Saturday, September 11, 2010

Is it September 11th already?

From the TV you would think that it was the 10th anniversary, but I counted on my fingers and it's the 9th.

I have already blogged about my 9-11 experience, so I don't think that I'll do that again.

In case you were wondering where I was last week, we went to Oklahoma City. Oklahoma City is not that far away, and over the years we have been there many times. But I was watching the series Saving Grace, and I realized that I'd never been to the memorial, where the Murrah Federal Building had been. My husband had been outside it, but never to the museum inside, and I had never been there at all.

My husband was scheduled to work in Oklahoma City for a couple of weeks, and then another week, and then another. But during this time I had to be home because of the termites or because of the kitchen wall being fixed, or maybe just that I didn't want to leave the plants that long without water. I said that if he went back again I wanted to go, and I wanted to go to the museum.
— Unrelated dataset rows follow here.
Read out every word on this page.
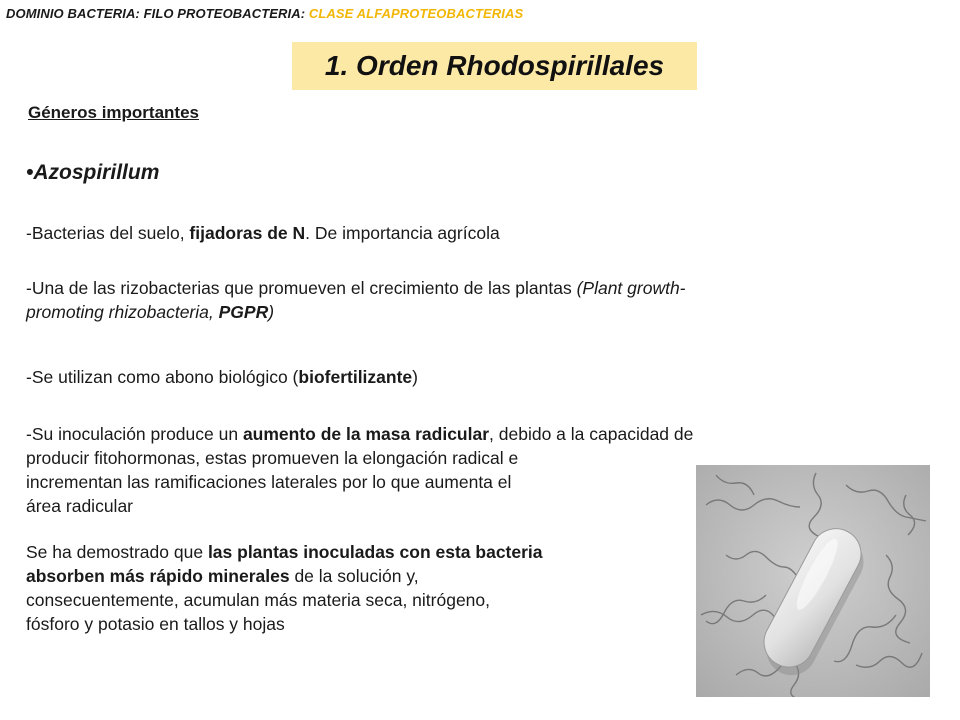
DOMINIO BACTERIA: FILO PROTEOBACTERIA: CLASE ALFAPROTEOBACTERIAS
1. Orden Rhodospirillales
Géneros importantes
•Azospirillum
-Bacterias del suelo, fijadoras de N. De importancia agrícola
-Una de las rizobacterias que promueven el crecimiento de las plantas (Plant growth-
promoting rhizobacteria, PGPR)
-Se utilizan como abono biológico (biofertilizante)
-Su inoculación produce un aumento de la masa radicular, debido a la capacidad de
producir fitohormonas, estas promueven la elongación radical e
incrementan las ramificaciones laterales por lo que aumenta el
área radicular
Se ha demostrado que las plantas inoculadas con esta bacteria
absorben más rápido minerales de la solución y,
consecuentemente, acumulan más materia seca, nitrógeno,
fósforo y potasio en tallos y hojas
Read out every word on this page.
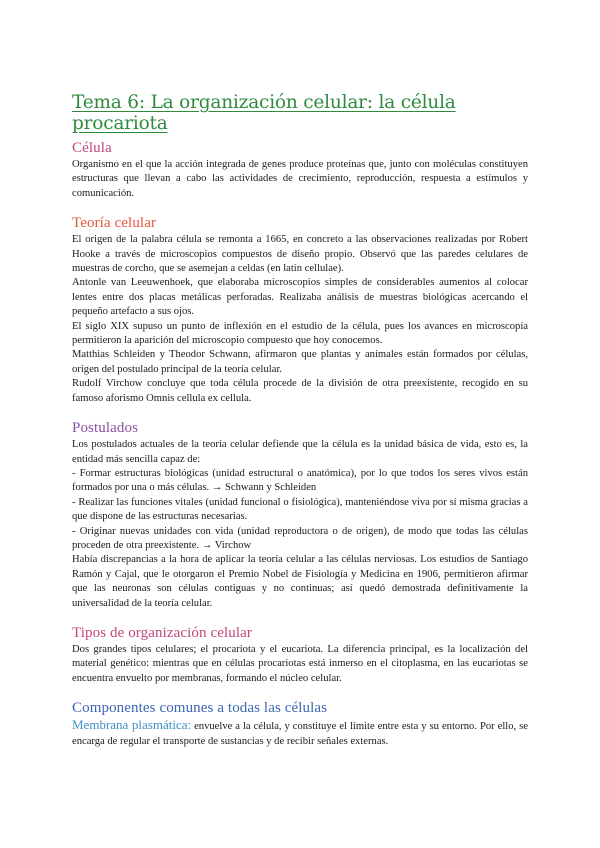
Tema 6: La organización celular: la célula procariota
Célula

Organismo en el que la acción integrada de genes produce proteínas que, junto con moléculas constituyen estructuras que llevan a cabo las actividades de crecimiento, reproducción, respuesta a estímulos y comunicación.

Teoría celular

El origen de la palabra célula se remonta a 1665, en concreto a las observaciones realizadas por Robert Hooke a través de microscopios compuestos de diseño propio. Observó que las paredes celulares de muestras de corcho, que se asemejan a celdas (en latín cellulae).

Antonle van Leeuwenhoek, que elaboraba microscopios simples de considerables aumentos al colocar lentes entre dos placas metálicas perforadas. Realizaba análisis de muestras biológicas acercando el pequeño artefacto a sus ojos.

El siglo XIX supuso un punto de inflexión en el estudio de la célula, pues los avances en microscopía permitieron la aparición del microscopio compuesto que hoy conocemos.

Matthias Schleiden y Theodor Schwann, afirmaron que plantas y animales están formados por células, origen del postulado principal de la teoría celular.

Rudolf Virchow concluye que toda célula procede de la división de otra preexistente, recogido en su famoso aforismo Omnis cellula ex cellula.

Postulados

Los postulados actuales de la teoría celular defiende que la célula es la unidad básica de vida, esto es, la entidad más sencilla capaz de:

- Formar estructuras biológicas (unidad estructural o anatómica), por lo que todos los seres vivos están formados por una o más células. → Schwann y Schleiden

- Realizar las funciones vitales (unidad funcional o fisiológica), manteniéndose viva por sí misma gracias a que dispone de las estructuras necesarias.

- Originar nuevas unidades con vida (unidad reproductora o de origen), de modo que todas las células proceden de otra preexistente. → Virchow

Había discrepancias a la hora de aplicar la teoría celular a las células nerviosas. Los estudios de Santiago Ramón y Cajal, que le otorgaron el Premio Nobel de Fisiología y Medicina en 1906, permitieron afirmar que las neuronas son células contiguas y no continuas; así quedó demostrada definitivamente la universalidad de la teoría celular.

Tipos de organización celular

Dos grandes tipos celulares; el procariota y el eucariota. La diferencia principal, es la localización del material genético: mientras que en células procariotas está inmerso en el citoplasma, en las eucariotas se encuentra envuelto por membranas, formando el núcleo celular.

Componentes comunes a todas las células

Membrana plasmática: envuelve a la célula, y constituye el límite entre esta y su entorno. Por ello, se encarga de regular el transporte de sustancias y de recibir señales externas.
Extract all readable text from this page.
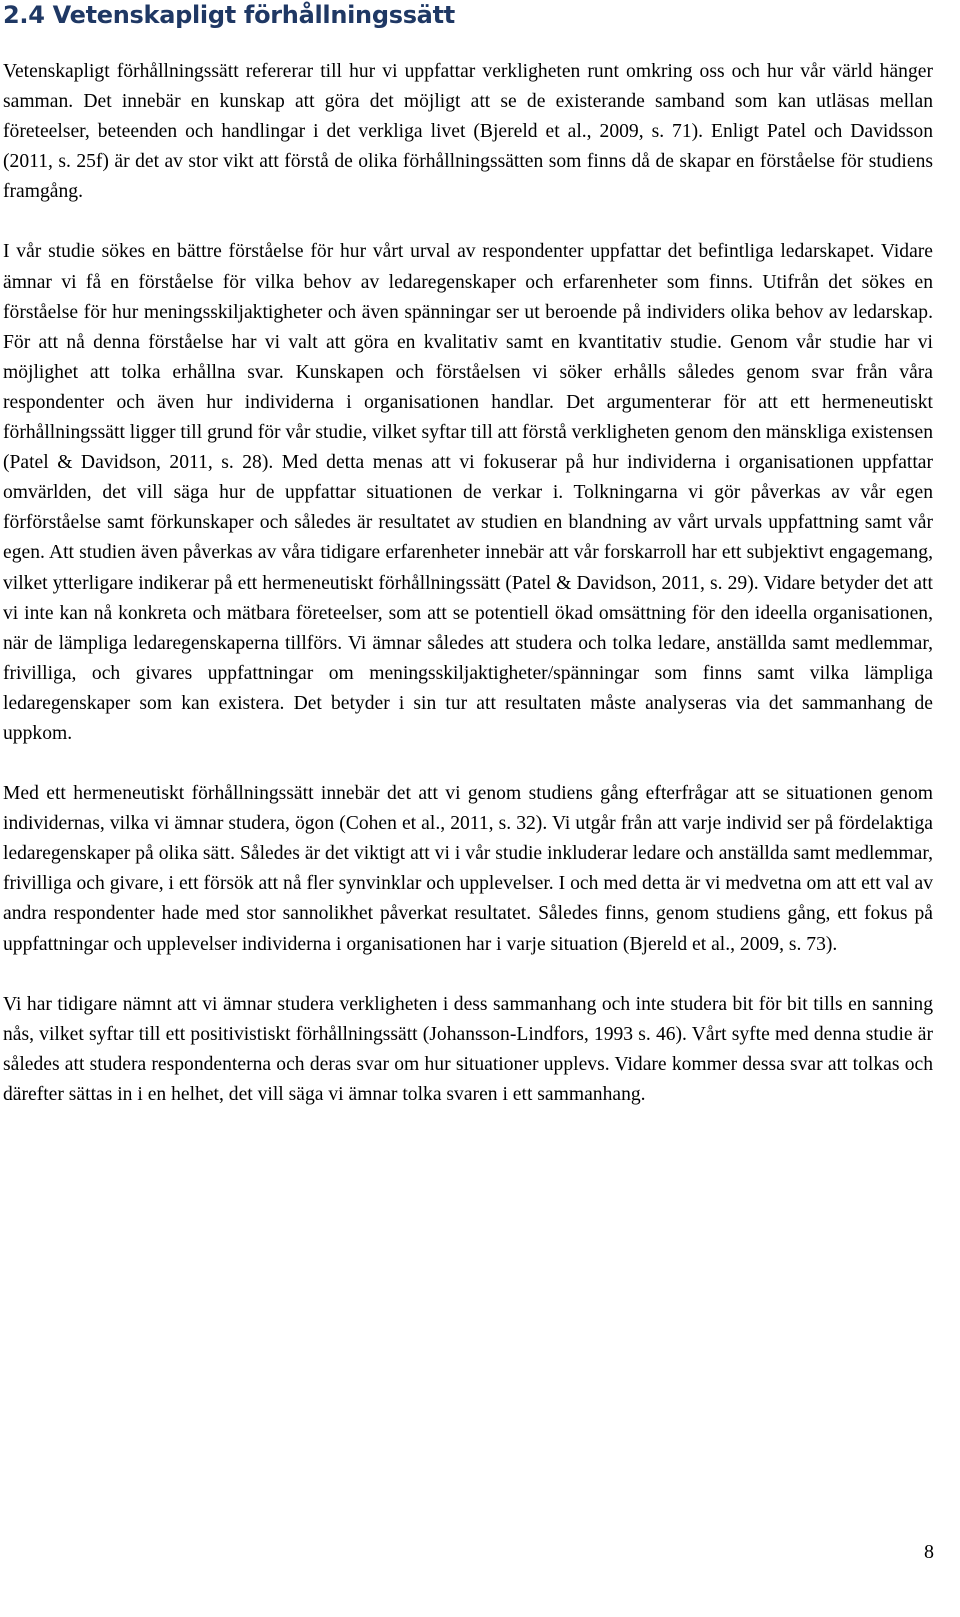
2.4 Vetenskapligt förhållningssätt

Vetenskapligt förhållningssätt refererar till hur vi uppfattar verkligheten runt omkring oss och hur vår värld hänger samman. Det innebär en kunskap att göra det möjligt att se de existerande samband som kan utläsas mellan företeelser, beteenden och handlingar i det verkliga livet (Bjereld et al., 2009, s. 71). Enligt Patel och Davidsson (2011, s. 25f) är det av stor vikt att förstå de olika förhållningssätten som finns då de skapar en förståelse för studiens framgång.

I vår studie sökes en bättre förståelse för hur vårt urval av respondenter uppfattar det befintliga ledarskapet. Vidare ämnar vi få en förståelse för vilka behov av ledaregenskaper och erfarenheter som finns. Utifrån det sökes en förståelse för hur meningsskiljaktigheter och även spänningar ser ut beroende på individers olika behov av ledarskap. För att nå denna förståelse har vi valt att göra en kvalitativ samt en kvantitativ studie. Genom vår studie har vi möjlighet att tolka erhållna svar. Kunskapen och förståelsen vi söker erhålls således genom svar från våra respondenter och även hur individerna i organisationen handlar. Det argumenterar för att ett hermeneutiskt förhållningssätt ligger till grund för vår studie, vilket syftar till att förstå verkligheten genom den mänskliga existensen (Patel & Davidson, 2011, s. 28). Med detta menas att vi fokuserar på hur individerna i organisationen uppfattar omvärlden, det vill säga hur de uppfattar situationen de verkar i. Tolkningarna vi gör påverkas av vår egen förförståelse samt förkunskaper och således är resultatet av studien en blandning av vårt urvals uppfattning samt vår egen. Att studien även påverkas av våra tidigare erfarenheter innebär att vår forskarroll har ett subjektivt engagemang, vilket ytterligare indikerar på ett hermeneutiskt förhållningssätt (Patel & Davidson, 2011, s. 29). Vidare betyder det att vi inte kan nå konkreta och mätbara företeelser, som att se potentiell ökad omsättning för den ideella organisationen, när de lämpliga ledaregenskaperna tillförs. Vi ämnar således att studera och tolka ledare, anställda samt medlemmar, frivilliga, och givares uppfattningar om meningsskiljaktigheter/spänningar som finns samt vilka lämpliga ledaregenskaper som kan existera. Det betyder i sin tur att resultaten måste analyseras via det sammanhang de uppkom.

Med ett hermeneutiskt förhållningssätt innebär det att vi genom studiens gång efterfrågar att se situationen genom individernas, vilka vi ämnar studera, ögon (Cohen et al., 2011, s. 32). Vi utgår från att varje individ ser på fördelaktiga ledaregenskaper på olika sätt. Således är det viktigt att vi i vår studie inkluderar ledare och anställda samt medlemmar, frivilliga och givare, i ett försök att nå fler synvinklar och upplevelser. I och med detta är vi medvetna om att ett val av andra respondenter hade med stor sannolikhet påverkat resultatet. Således finns, genom studiens gång, ett fokus på uppfattningar och upplevelser individerna i organisationen har i varje situation (Bjereld et al., 2009, s. 73).

Vi har tidigare nämnt att vi ämnar studera verkligheten i dess sammanhang och inte studera bit för bit tills en sanning nås, vilket syftar till ett positivistiskt förhållningssätt (Johansson-Lindfors, 1993 s. 46). Vårt syfte med denna studie är således att studera respondenterna och deras svar om hur situationer upplevs. Vidare kommer dessa svar att tolkas och därefter sättas in i en helhet, det vill säga vi ämnar tolka svaren i ett sammanhang.

8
I got to do a few other things. We went to a couple of restaurants that we like, and it was nice to have access to a pool for a while, and we had other things that we would have liked to do if we had stayed a day later (which we didn't do when we found out about this trip), but the main thing I had planned was going to the memorial.

There's a room with pictures of all the victims. And there's a space for the family to put an item that might tell you something about the person in the picture. A golf ball, a baseball, another picture, a poem, a figurine, a Christmas ornament, a service pin, etc.... Two of the victims were Trekkies, cause they had little Starfleet ships next to their pictures. A few pictures had really odd things, like one girl had a credit card, and another girl had hairspray. And a few pictures didn't have anything with them, but most of those were adults, and I thought maybe they just didn't have family, or that they were not close with their family anymore, and so there was either no one to pick what should go with the picture, or no one knew what should go there.

But one lone picture was of a baby. Surely the baby had a family. Surely someone cared about the baby. How else did the baby get to the daycare (or elsewhere in the building) if he didn't have someone? But no one left a teddy bear, or a figurine, or a poem, just the picture.

There's a calender with the birthdays of all the victims. There were 168 victims, so that takes up about half of the dates.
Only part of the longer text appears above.